Está a ser muito especial. Sentimos uma grande generosidade e gratidão da parte dos nossos fãs. Sentimo-nos amados. Não sei se todos os artistas sentem o mesmo, e é claro que não é um amor pessoal e romântico, mas é amor à mesma. Um amor diferente. Toda a gente devia ter a experiência de estar em palco e ver os rostos das pessoas na plateia. Estou a cantar sobre a minha vida e elas olham para mim como se fosse um velho amigo. Como se estivesse a falar para elas.

É normal as pessoas estabelecerem esse tipo de relações parassociais com os artistas e outras figuras públicas. Por falar nisso, que título é aquele: Peace or Love?
[Risos] É normal falar em paz e amor. São duas palavras que usámos tantas vezes juntas que, na nossa cabeça, já são quase uma só. Contudo, na vida real, é raro ter as duas ao mesmo tempo. Ou tens paz ou amor.

Achas?
Falo por experiência própria. É o que acontece quase sempre. Ou tens paz ou amor, nunca ambos.

Curioso. Eu só consigo sentir-me em paz comigo quando tenho amor.
Talvez ao início… Mas numa relação mais longa, é raro a paixão coexistir com a harmonia. Pelo menos é o que tem acontecido comigo. Todavia, não quero ser demasiado taxativo. Posso ter tido azar. Em última análise, não passa de um jogo de palavras – apesar de carregar o peso da verdade.

Os poemas parecem inspirados pelo fim de uma relação. Calculo que tenha sido tua.
Sim. Divorciei-me quando o estávamos a gravar. Pode dizer-se que é o disco da separação.

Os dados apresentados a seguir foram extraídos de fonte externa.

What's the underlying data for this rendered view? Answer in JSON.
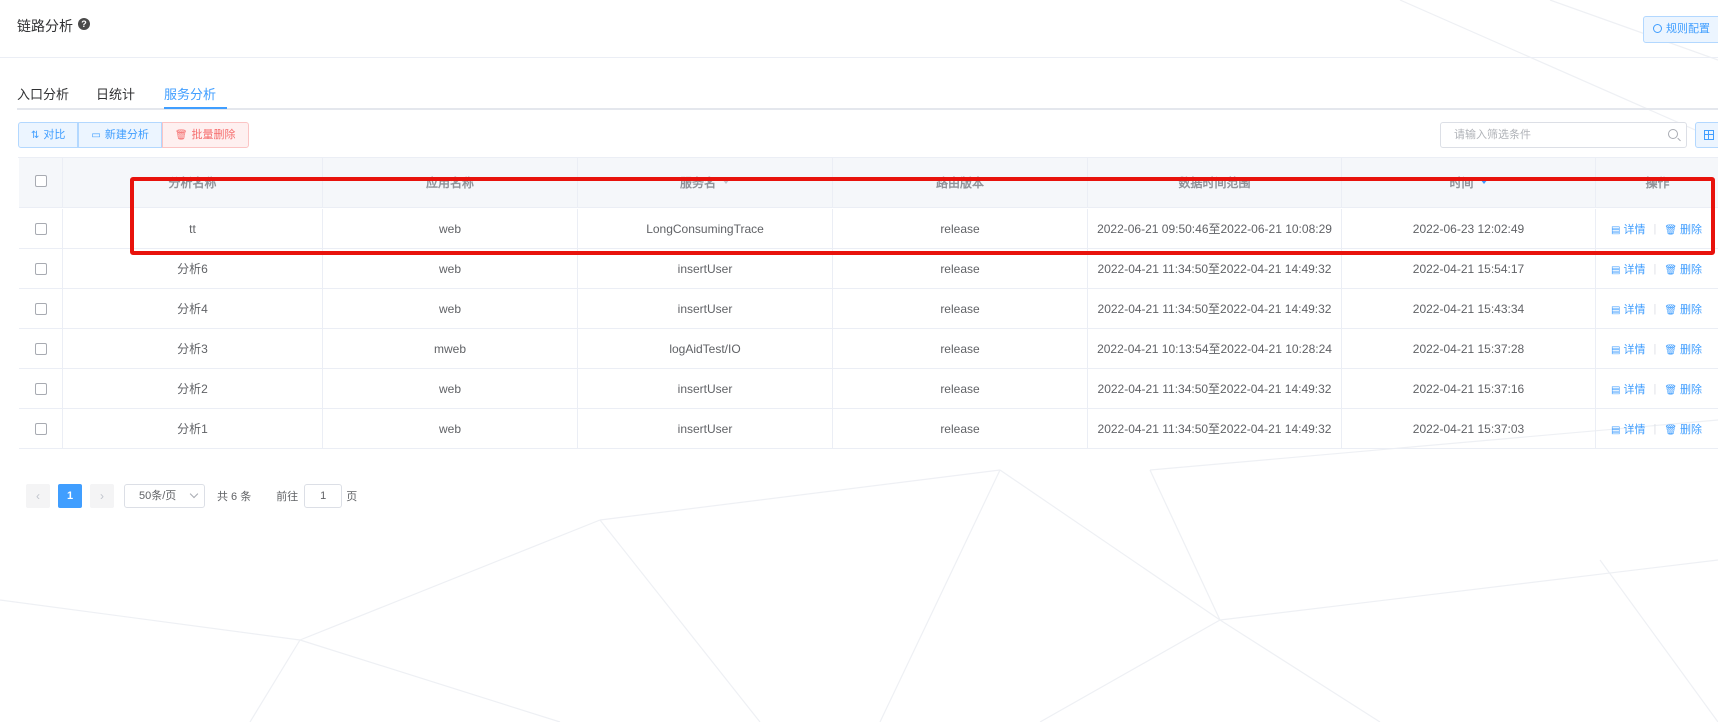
{
  "header": {
    "title": "链路分析",
    "help_icon": "question-circle-icon",
    "rule_config_label": "规则配置"
  },
  "tabs": [
    {
      "label": "入口分析",
      "active": false
    },
    {
      "label": "日统计",
      "active": false
    },
    {
      "label": "服务分析",
      "active": true
    }
  ],
  "toolbar": {
    "compare_label": "对比",
    "new_analysis_label": "新建分析",
    "batch_delete_label": "批量删除",
    "search_placeholder": "请输入筛选条件"
  },
  "table": {
    "columns": [
      "分析名称",
      "应用名称",
      "服务名",
      "路由版本",
      "数据时间范围",
      "时间",
      "操作"
    ],
    "rows": [
      {
        "name": "tt",
        "app": "web",
        "service": "LongConsumingTrace",
        "version": "release",
        "range": "2022-06-21 09:50:46至2022-06-21 10:08:29",
        "time": "2022-06-23 12:02:49"
      },
      {
        "name": "分析6",
        "app": "web",
        "service": "insertUser",
        "version": "release",
        "range": "2022-04-21 11:34:50至2022-04-21 14:49:32",
        "time": "2022-04-21 15:54:17"
      },
      {
        "name": "分析4",
        "app": "web",
        "service": "insertUser",
        "version": "release",
        "range": "2022-04-21 11:34:50至2022-04-21 14:49:32",
        "time": "2022-04-21 15:43:34"
      },
      {
        "name": "分析3",
        "app": "mweb",
        "service": "logAidTest/IO",
        "version": "release",
        "range": "2022-04-21 10:13:54至2022-04-21 10:28:24",
        "time": "2022-04-21 15:37:28"
      },
      {
        "name": "分析2",
        "app": "web",
        "service": "insertUser",
        "version": "release",
        "range": "2022-04-21 11:34:50至2022-04-21 14:49:32",
        "time": "2022-04-21 15:37:16"
      },
      {
        "name": "分析1",
        "app": "web",
        "service": "insertUser",
        "version": "release",
        "range": "2022-04-21 11:34:50至2022-04-21 14:49:32",
        "time": "2022-04-21 15:37:03"
      }
    ],
    "detail_label": "详情",
    "delete_label": "删除"
  },
  "pagination": {
    "current_page": "1",
    "page_size": "50条/页",
    "total": "共 6 条",
    "goto_prefix": "前往",
    "goto_value": "1",
    "goto_suffix": "页"
  },
  "colors": {
    "primary": "#409eff",
    "danger": "#f56c6c",
    "highlight": "#e8120c"
  }
}
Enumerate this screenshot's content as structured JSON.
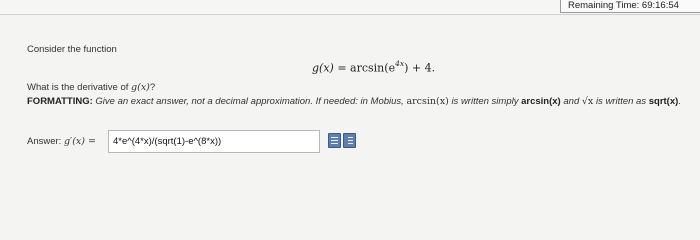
{
  "header": {
    "timer_label": "Remaining Time:",
    "timer_value": "69:16:54"
  },
  "question": {
    "intro": "Consider the function",
    "function_lhs": "g(x)",
    "function_eq": "=",
    "function_rhs_pre": "arcsin(e",
    "function_exp": "4x",
    "function_rhs_post": ") + 4.",
    "prompt_pre": "What is the derivative of",
    "prompt_math": "g(x)",
    "prompt_post": "?",
    "formatting_label": "FORMATTING:",
    "formatting_text_1": "Give an exact answer, not a decimal approximation. If needed: in Mobius,",
    "formatting_math_1": "arcsin(x)",
    "formatting_text_2": "is written simply",
    "formatting_bold_1": "arcsin(x)",
    "formatting_text_3": "and",
    "formatting_math_2": "√x",
    "formatting_text_4": "is written as",
    "formatting_bold_2": "sqrt(x)",
    "formatting_end": "."
  },
  "answer": {
    "label": "Answer:",
    "label_math": "g′(x) =",
    "value": "4*e^(4*x)/(sqrt(1)-e^(8*x))"
  },
  "toolbar": {
    "icons": [
      "equation-editor-icon",
      "preview-icon"
    ]
  }
}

Como estás a lidar com isso? Não é difícil terminar uma relação durante a pandemia.
Tem sido uma fase muito complicada da minha vida. Mas cantar estas canções ajudou-me a aguentar e, talvez, a ultrapassar este capítulo da minha vida. Sou muito privilegiado por poder lidar com aquilo que estou a sentir, com os meus medos e problemas pessoais, no decorrer do meu trabalho, na minha arte, e partilhar o que me vai na alma com as pessoas. Até porque muitas delas estarão a passar pelo mesmo. Não somos assim tão diferentes.

Passaste quantos anos com a tua ex?
Vinte e um.

Nem imagino o que isso seja, apesar de ter vivido uma situação parecida. Daí estar a insistir na questão da paz e/ou amor. Terminei há já algum tempo uma relação de 11 anos, e ainda não voltei a sentir-me em paz comigo.
Sei bem o que isso é. Tens a minha solidariedade. Também não é fácil para mim sentir essa paz de que falas quando não tenho amor na vida.

Daí as minhas perguntas.
Bem me pareceu que estavas a falar por experiência própria.

Estava [risos].
A recuperação é um processo moroso.

E achas que não sei?
Mas acredito mesmo que podemos ter só uma das coisas, o amor ou a paz. Acho que está ao alcance de todos nós. O difícil é ter ambos em simultâneo durante muito tempo. Se calhar estamos a pedir demasiado.

Percebo, mas não sei se concordo. Porque não é fácil aceitar, fazer as pazes com a solidão. E quando estás em guerra contigo é difícil deixar o amor entrar na tua vida.
Depois do fim de uma relação precisamos de um tempo para sarar. De lamber as feridas.

Mas mesmo depois de saradas, continuamos a sentir as cicatrizes, uma comichão.
Claro que sim. E há sempre o risco de entrarmos numa relação nova. De deixarmos alguém novo entrar na nossa vida e passado um tempo voltarmos a passar pelo mesmo – sabendo à partida o quanto vai custar. Pensamos, “será que vale a pena”?

É isso. Fica difícil um gajo atirar-se de cabeça.
Mas é lindo quando isso acontece, não é? Quando nos lançamos.